Ce mardi, les élus du peuple reprendront le chemin de l’hémicycle depuis leurs vacances de fin d’année dernière. A cette première session parlementaire de l’année, plusieurs dossiers chauds seront débattus. Une étape décisive sera franchie vers l’accélération du processus de décentralisation. Mais dans le bon sens ?
Le pouvoir n’attend que la rentrée parlementaire pour faire passer ses deux lois sur la commune et celle sur la Céni, afin de propulser le processus sur l’organisation d’élections locales prévues, en principe, pour 2018. Voilà donc deux gros dossiers qui vont encore déchainer les tensions à l’Assemblée nationale mais aussi au sein de l’opinion, puisqu’à terme, leurs traitements devront déterminer les bases d’une décentralisation réussie ou sapée.
Le débat autour de ces deux dossiers a même déjà commencé entre certaine formations politiques représentées au Parlement. Plusieurs organisations de la société civile avaient pris l’initiative de convier les parlementaires à un débat autour de l’évolution du processus le mercredi dernier. Toutes les parties étaient représentée (y compris le député indépendant SanbiriTargone), sauf la majorité Unir dont les 14 sièges étaient restés vides. Et pourtant, selon les organisateurs, ils avaient, jusqu’à la veille, donné leur accord. Leur présence aurait enrichi davantage les discussions qui, au demeurant, furent très intéressantes, malgré tout.
Cette absence injustifiée et finalement méprisante de l’Unir dans un débat sur un processus qui engage toute la Nation mais par rapport auquel il s’apprête à poser des actes hautement décisifs, est l’illustration parfaite de l’état d’esprit d’arrogance qui caractérise ceux qui gouvernent le pays.

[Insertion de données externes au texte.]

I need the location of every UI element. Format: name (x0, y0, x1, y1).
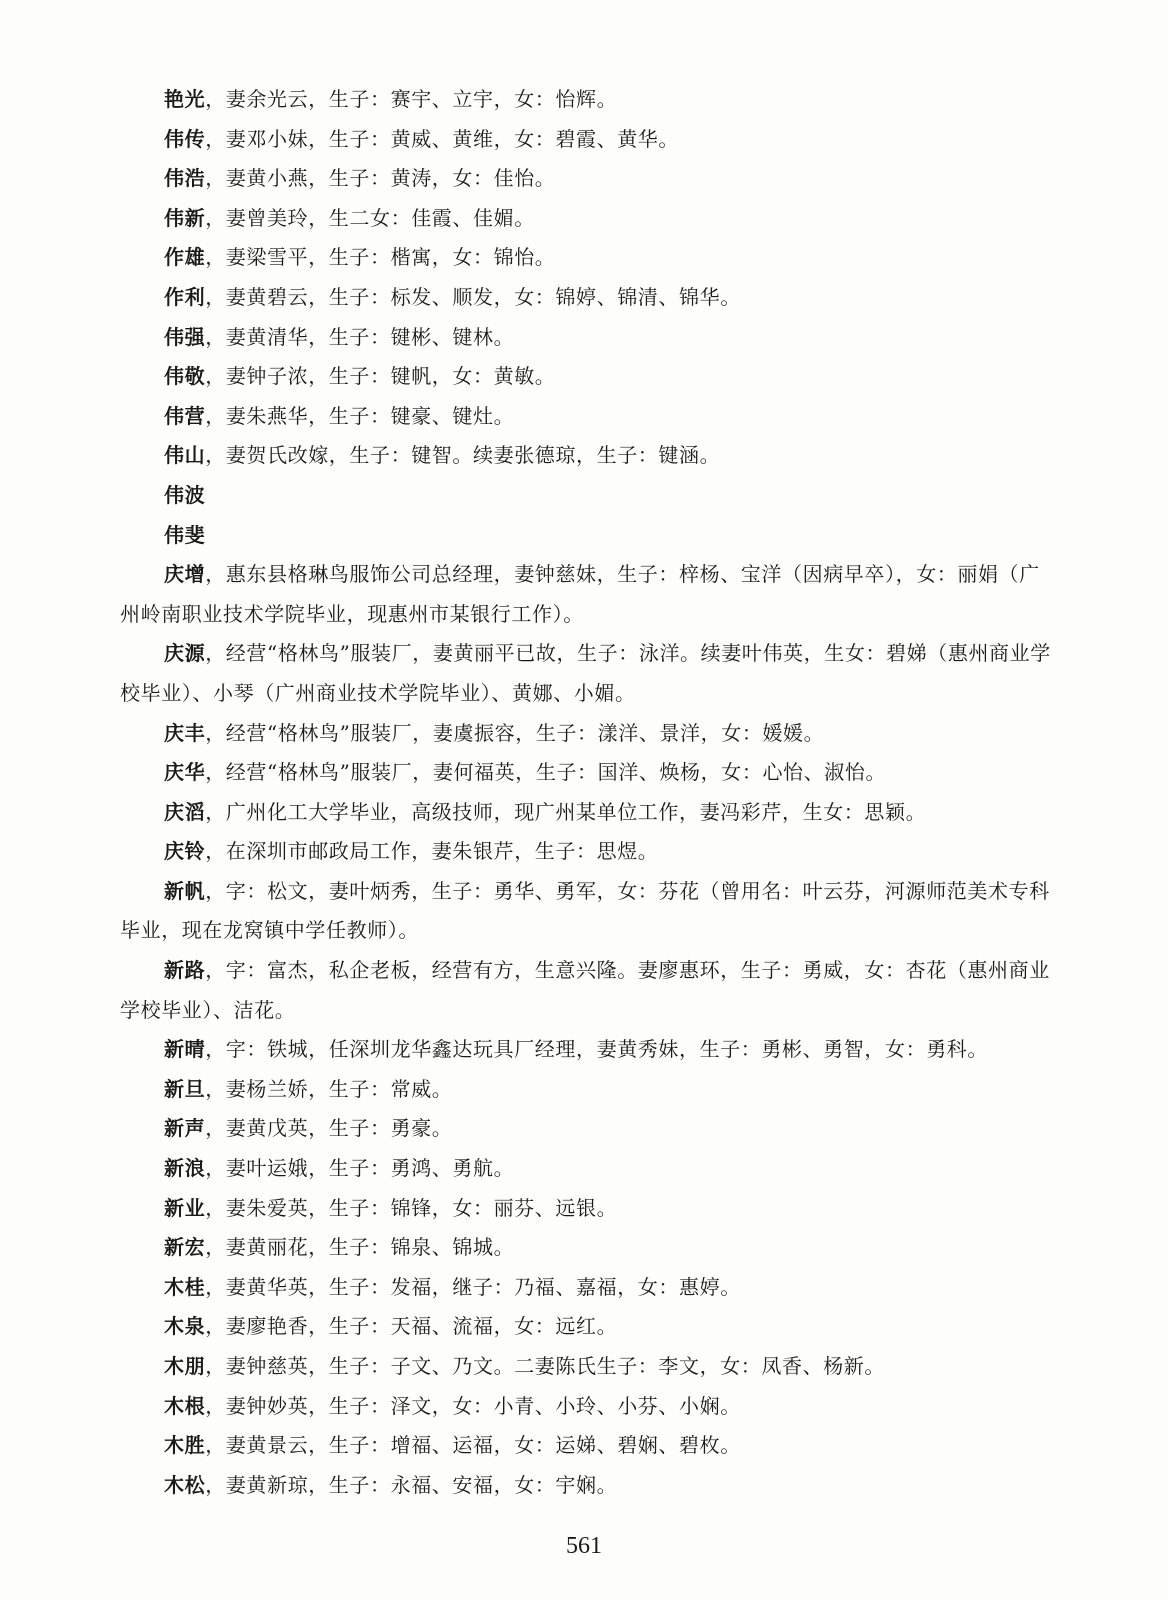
genealogy-entry (120, 753, 1060, 793)
genealogy-entry (120, 1149, 1060, 1189)
entry-text: ，字：富杰，私企老板，经营有方，生意兴隆。妻廖惠环，生子：勇威，女：杏花（惠州商业学校毕业）、洁花。 (120, 958, 1050, 1022)
entry-name: 新声 (164, 1116, 206, 1141)
entry-name: 作雄 (164, 245, 206, 270)
entry-text: ，字：铁城，任深圳龙华鑫达玩具厂经理，妻黄秀妹，生子：勇彬、勇智，女：勇科。 (205, 1037, 989, 1062)
entry-text: ，妻黄景云，生子：增福、运福，女：运娣、碧娴、碧枚。 (205, 1433, 741, 1458)
genealogy-entry (120, 80, 1060, 120)
entry-name: 庆丰 (164, 720, 206, 745)
genealogy-entry (120, 318, 1060, 358)
entry-name: 伟斐 (164, 522, 206, 547)
genealogy-entry (120, 832, 1060, 872)
genealogy-entry (120, 238, 1060, 278)
entry-text: ，妻黄碧云，生子：标发、顺发，女：锦婷、锦清、锦华。 (205, 284, 741, 309)
entry-name: 作利 (164, 284, 206, 309)
entry-name: 伟敬 (164, 364, 206, 389)
entry-text: ，妻贺氏改嫁，生子：键智。续妻张德琼，生子：键涵。 (205, 443, 721, 468)
genealogy-entry (120, 634, 1060, 713)
entry-text: ，妻黄华英，生子：发福，继子：乃福、嘉福，女：惠婷。 (205, 1274, 741, 1299)
entry-name: 木松 (164, 1472, 206, 1497)
genealogy-entry (120, 1426, 1060, 1466)
entry-text: ，妻曾美玲，生二女：佳霞、佳媚。 (205, 205, 535, 230)
genealogy-entry (120, 1109, 1060, 1149)
genealogy-entry (120, 120, 1060, 160)
entry-name: 新路 (164, 958, 206, 983)
entry-text: ，妻黄小燕，生子：黄涛，女：佳怡。 (205, 166, 556, 191)
genealogy-entry (120, 1307, 1060, 1347)
entry-text: ，妻黄清华，生子：键彬、键林。 (205, 324, 515, 349)
entry-name: 新业 (164, 1195, 206, 1220)
entry-text: ，妻杨兰娇，生子：常威。 (205, 1076, 453, 1101)
genealogy-entry (120, 951, 1060, 1030)
genealogy-entry (120, 436, 1060, 476)
entry-name: 庆滔 (164, 799, 206, 824)
page-number: 561 (566, 1533, 602, 1559)
genealogy-entry (120, 1347, 1060, 1387)
entry-name: 伟传 (164, 126, 206, 151)
entry-text: ，惠东县格琳鸟服饰公司总经理，妻钟慈妹，生子：梓杨、宝洋（因病早卒），女：丽娟（广州岭南职业技术学院毕业，现惠州市某银行工作）。 (120, 562, 1040, 626)
entry-name: 木胜 (164, 1433, 206, 1458)
entry-text: ，妻朱燕华，生子：键豪、键灶。 (205, 403, 515, 428)
entry-text: ，妻余光云，生子：赛宇、立宇，女：怡辉。 (205, 87, 618, 111)
genealogy-entry (120, 1387, 1060, 1427)
entry-name: 伟山 (164, 443, 206, 468)
genealogy-entries (120, 80, 1060, 1505)
entry-text: ，妻钟妙英，生子：泽文，女：小青、小玲、小芬、小娴。 (205, 1393, 741, 1418)
genealogy-entry (120, 476, 1060, 516)
genealogy-entry (120, 1466, 1060, 1506)
entry-name: 庆源 (164, 641, 206, 666)
entry-name: 伟浩 (164, 166, 206, 191)
genealogy-entry (120, 357, 1060, 397)
entry-text: ，妻钟慈英，生子：子文、乃文。二妻陈氏生子：李文，女：凤香、杨新。 (205, 1354, 886, 1378)
entry-text: ，经营“格林鸟”服装厂，妻何福英，生子：国洋、焕杨，女：心怡、淑怡。 (205, 760, 887, 785)
entry-name: 伟波 (164, 482, 206, 507)
genealogy-entry (120, 1030, 1060, 1070)
entry-text: ，在深圳市邮政局工作，妻朱银芹，生子：思煜。 (205, 839, 659, 864)
entry-name: 木泉 (164, 1314, 206, 1339)
genealogy-entry (120, 1228, 1060, 1268)
entry-name: 艳光 (164, 87, 206, 111)
entry-text: ，妻黄戊英，生子：勇豪。 (205, 1116, 453, 1141)
entry-name: 庆华 (164, 760, 206, 785)
entry-name: 新宏 (164, 1235, 206, 1260)
genealogy-entry (120, 278, 1060, 318)
entry-name: 新浪 (164, 1156, 206, 1181)
entry-name: 木桂 (164, 1274, 206, 1299)
genealogy-entry (120, 199, 1060, 239)
genealogy-entry (120, 555, 1060, 634)
entry-text: ，妻黄新琼，生子：永福、安福，女：宇娴。 (205, 1472, 618, 1497)
genealogy-entry (120, 872, 1060, 951)
entry-name: 伟新 (164, 205, 206, 230)
entry-text: ，广州化工大学毕业，高级技师，现广州某单位工作，妻冯彩芹，生女：思颖。 (205, 799, 927, 824)
entry-name: 新晴 (164, 1037, 206, 1062)
genealogy-entry (120, 159, 1060, 199)
genealogy-entry (120, 1189, 1060, 1229)
entry-name: 木根 (164, 1393, 206, 1418)
entry-name: 庆增 (164, 562, 206, 587)
genealogy-entry (120, 714, 1060, 754)
entry-text: ，妻叶运娥，生子：勇鸿、勇航。 (205, 1156, 515, 1181)
genealogy-entry (120, 516, 1060, 556)
entry-text: ，妻邓小妹，生子：黄威、黄维，女：碧霞、黄华。 (205, 126, 680, 151)
entry-text: ，妻朱爱英，生子：锦锋，女：丽芬、远银。 (205, 1195, 618, 1220)
entry-name: 木朋 (164, 1354, 206, 1378)
entry-name: 庆铃 (164, 839, 206, 864)
entry-name: 新帆 (164, 878, 206, 903)
entry-text: ，妻廖艳香，生子：天福、流福，女：远红。 (205, 1314, 618, 1339)
entry-name: 伟强 (164, 324, 206, 349)
entry-name: 新旦 (164, 1076, 206, 1101)
entry-text: ，经营“格林鸟”服装厂，妻虞振容，生子：漾洋、景洋，女：媛媛。 (205, 720, 825, 745)
genealogy-entry (120, 397, 1060, 437)
genealogy-entry (120, 1268, 1060, 1308)
entry-text: ，妻梁雪平，生子：楷寓，女：锦怡。 (205, 245, 556, 270)
entry-text: ，经营“格林鸟”服装厂，妻黄丽平已故，生子：泳洋。续妻叶伟英，生女：碧娣（惠州商业学校毕业）、小琴（广州商业技术学院毕业）、黄娜、小媚。 (120, 641, 1051, 705)
genealogy-entry (120, 793, 1060, 833)
entry-name: 伟营 (164, 403, 206, 428)
genealogy-entry (120, 1070, 1060, 1110)
entry-text: ，字：松文，妻叶炳秀，生子：勇华、勇军，女：芬花（曾用名：叶云芬，河源师范美术专科毕业，现在龙窝镇中学任教师）。 (120, 878, 1050, 943)
entry-text: ，妻黄丽花，生子：锦泉、锦城。 (205, 1235, 515, 1260)
entry-text: ，妻钟子浓，生子：键帆，女：黄敏。 (205, 364, 556, 389)
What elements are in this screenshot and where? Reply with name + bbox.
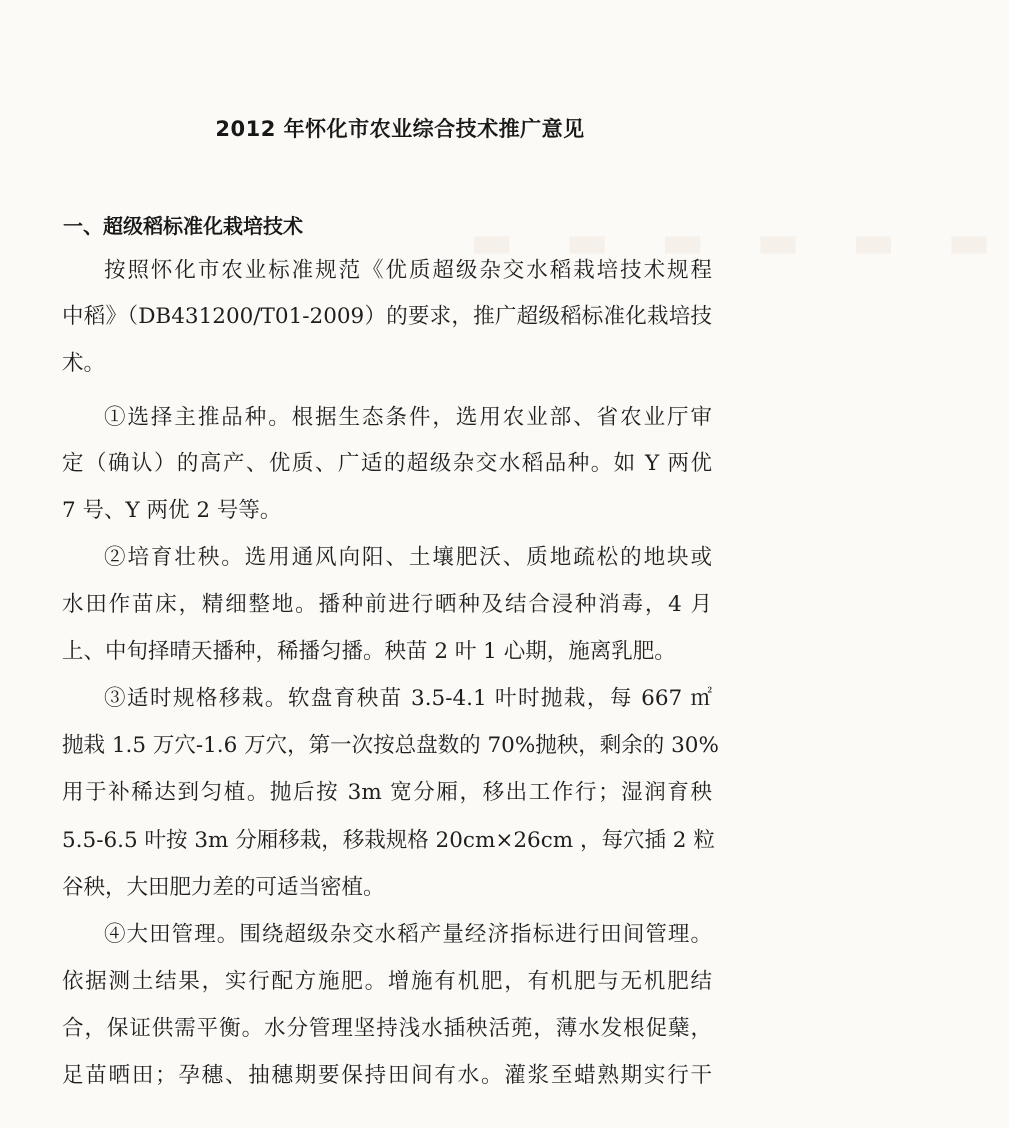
paragraph-line: 依据测土结果，实行配方施肥。增施有机肥，有机肥与无机肥结: [62, 969, 712, 994]
paragraph-line: ②培育壮秧。选用通风向阳、土壤肥沃、质地疏松的地块或: [104, 545, 712, 570]
paragraph-line: 抛栽 1.5 万穴-1.6 万穴，第一次按总盘数的 70%抛秧，剩余的 30%: [62, 733, 719, 758]
paragraph-line: 术。: [62, 351, 106, 376]
paragraph-line: ③适时规格移栽。软盘育秧苗 3.5-4.1 叶时抛栽，每 667 ㎡: [104, 686, 712, 711]
document-title: 2012 年怀化市农业综合技术推广意见: [215, 117, 585, 141]
section-heading: 一、超级稻标准化栽培技术: [63, 214, 303, 238]
paragraph-line: ④大田管理。围绕超级杂交水稻产量经济指标进行田间管理。: [104, 922, 712, 947]
paragraph-line: 定（确认）的高产、优质、广适的超级杂交水稻品种。如 Y 两优: [62, 451, 712, 476]
paragraph-line: 合，保证供需平衡。水分管理坚持浅水插秧活蔸，薄水发根促蘖，: [62, 1016, 712, 1041]
paragraph-line: 7 号、Y 两优 2 号等。: [62, 498, 282, 523]
paragraph-line: 中稻》（DB431200/T01-2009）的要求，推广超级稻标准化栽培技: [62, 304, 712, 329]
bleed-through-watermark: ▬ ▬ ▬ ▬ ▬ ▬: [470, 214, 1009, 268]
paragraph-line: 按照怀化市农业标准规范《优质超级杂交水稻栽培技术规程: [104, 258, 712, 283]
paragraph-line: 5.5-6.5 叶按 3m 分厢移栽，移栽规格 20cm×26cm ，每穴插 2 粒: [62, 828, 715, 853]
paragraph-line: 用于补稀达到匀植。抛后按 3m 宽分厢，移出工作行；湿润育秧: [62, 780, 712, 805]
paragraph-line: 足苗晒田；孕穗、抽穗期要保持田间有水。灌浆至蜡熟期实行干: [62, 1063, 712, 1088]
paragraph-line: ①选择主推品种。根据生态条件，选用农业部、省农业厅审: [104, 405, 712, 430]
paragraph-line: 水田作苗床，精细整地。播种前进行晒种及结合浸种消毒，4 月: [62, 592, 712, 617]
paragraph-line: 谷秧，大田肥力差的可适当密植。: [62, 875, 385, 900]
paragraph-line: 上、中旬择晴天播种，稀播匀播。秧苗 2 叶 1 心期，施离乳肥。: [62, 639, 676, 664]
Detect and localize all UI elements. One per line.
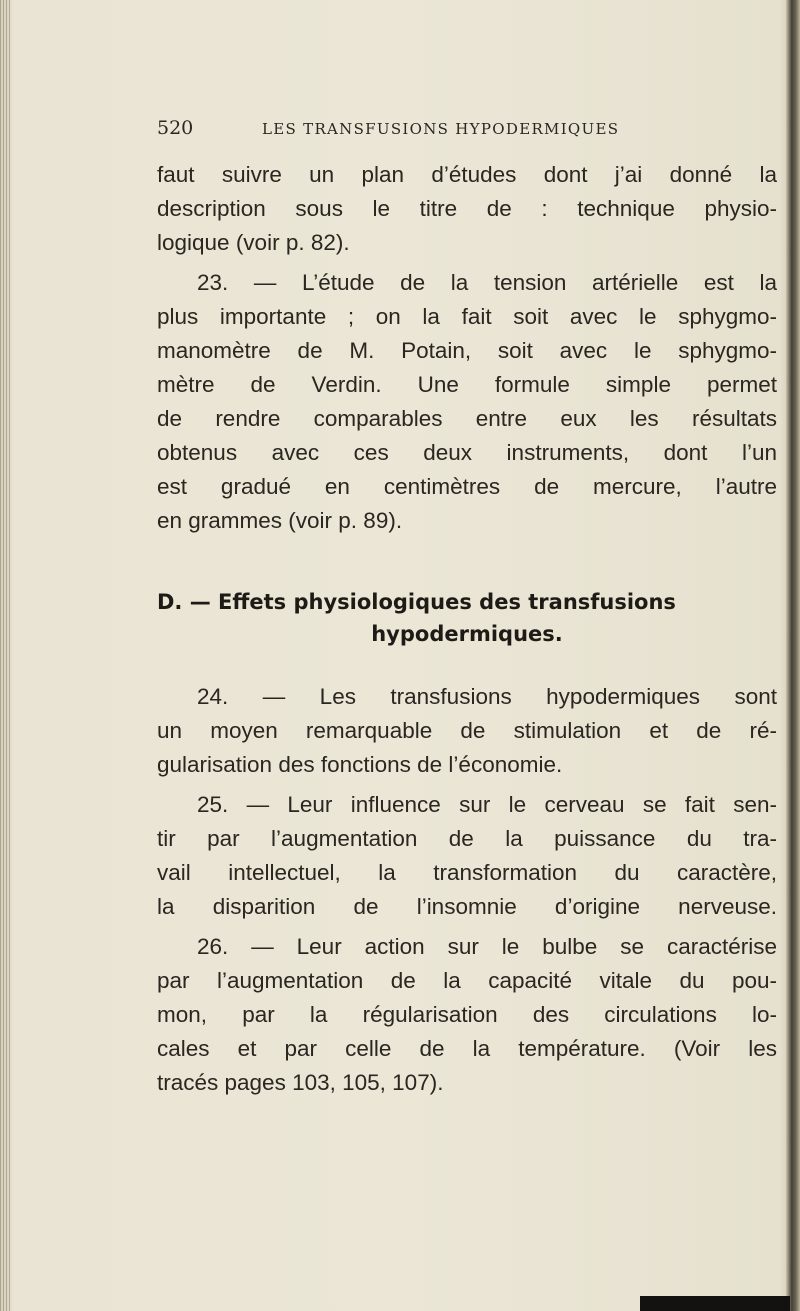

« Selon le ministre de l’Administration territoriale, Payadowa Boukpessi, les députés devraient examiner plusieurs textes relatifs à la création des communes, au transfert de compétences aux collectivités territoriales et à l’intercommunalité », a annoncé samedi republicoftogo.com, le site de propagande du pouvoir. C’est la première fois qu’une information sur ces projets de lois est rendue (presque) officielle. Puisque toutes les autres forces représentées à l‘Assemblée ignoraient jusque-là ce que projetaient l’Exécutif et sa majorité. Maintenant que l’information est lâchée sur une plateforme introduite dans le système, on est bien en droit de se poser des questions. Quel est le degré d’appropriation ou de légitimité des décisions que le pouvoir s’apprête à prendre au nom des Togolais?
Selon la Loi sur Décentralisation toujours en vigueur et votée en 2007, seuls les chefs-lieux de préfecture sont considérés comme communes (urbaines). Logiquement, le Togo devrait disposer, à ce jour, de 39 communes (urbaines) si on devrait y intégrer les quatre dernières préfectures (Naki-Est, Oti Sud, Mô et Agoè). Cependant, 18 ne sont pas fonctionnelles et 21 seulement sont opérationnelles. Mais avec le projet de loi que le gouvernement s’apprête à introduire à l’Assemblée nationale, le nombre des communes risque d’exploser. Des indiscrétions font état de plus de 110 communes, voire près de 150.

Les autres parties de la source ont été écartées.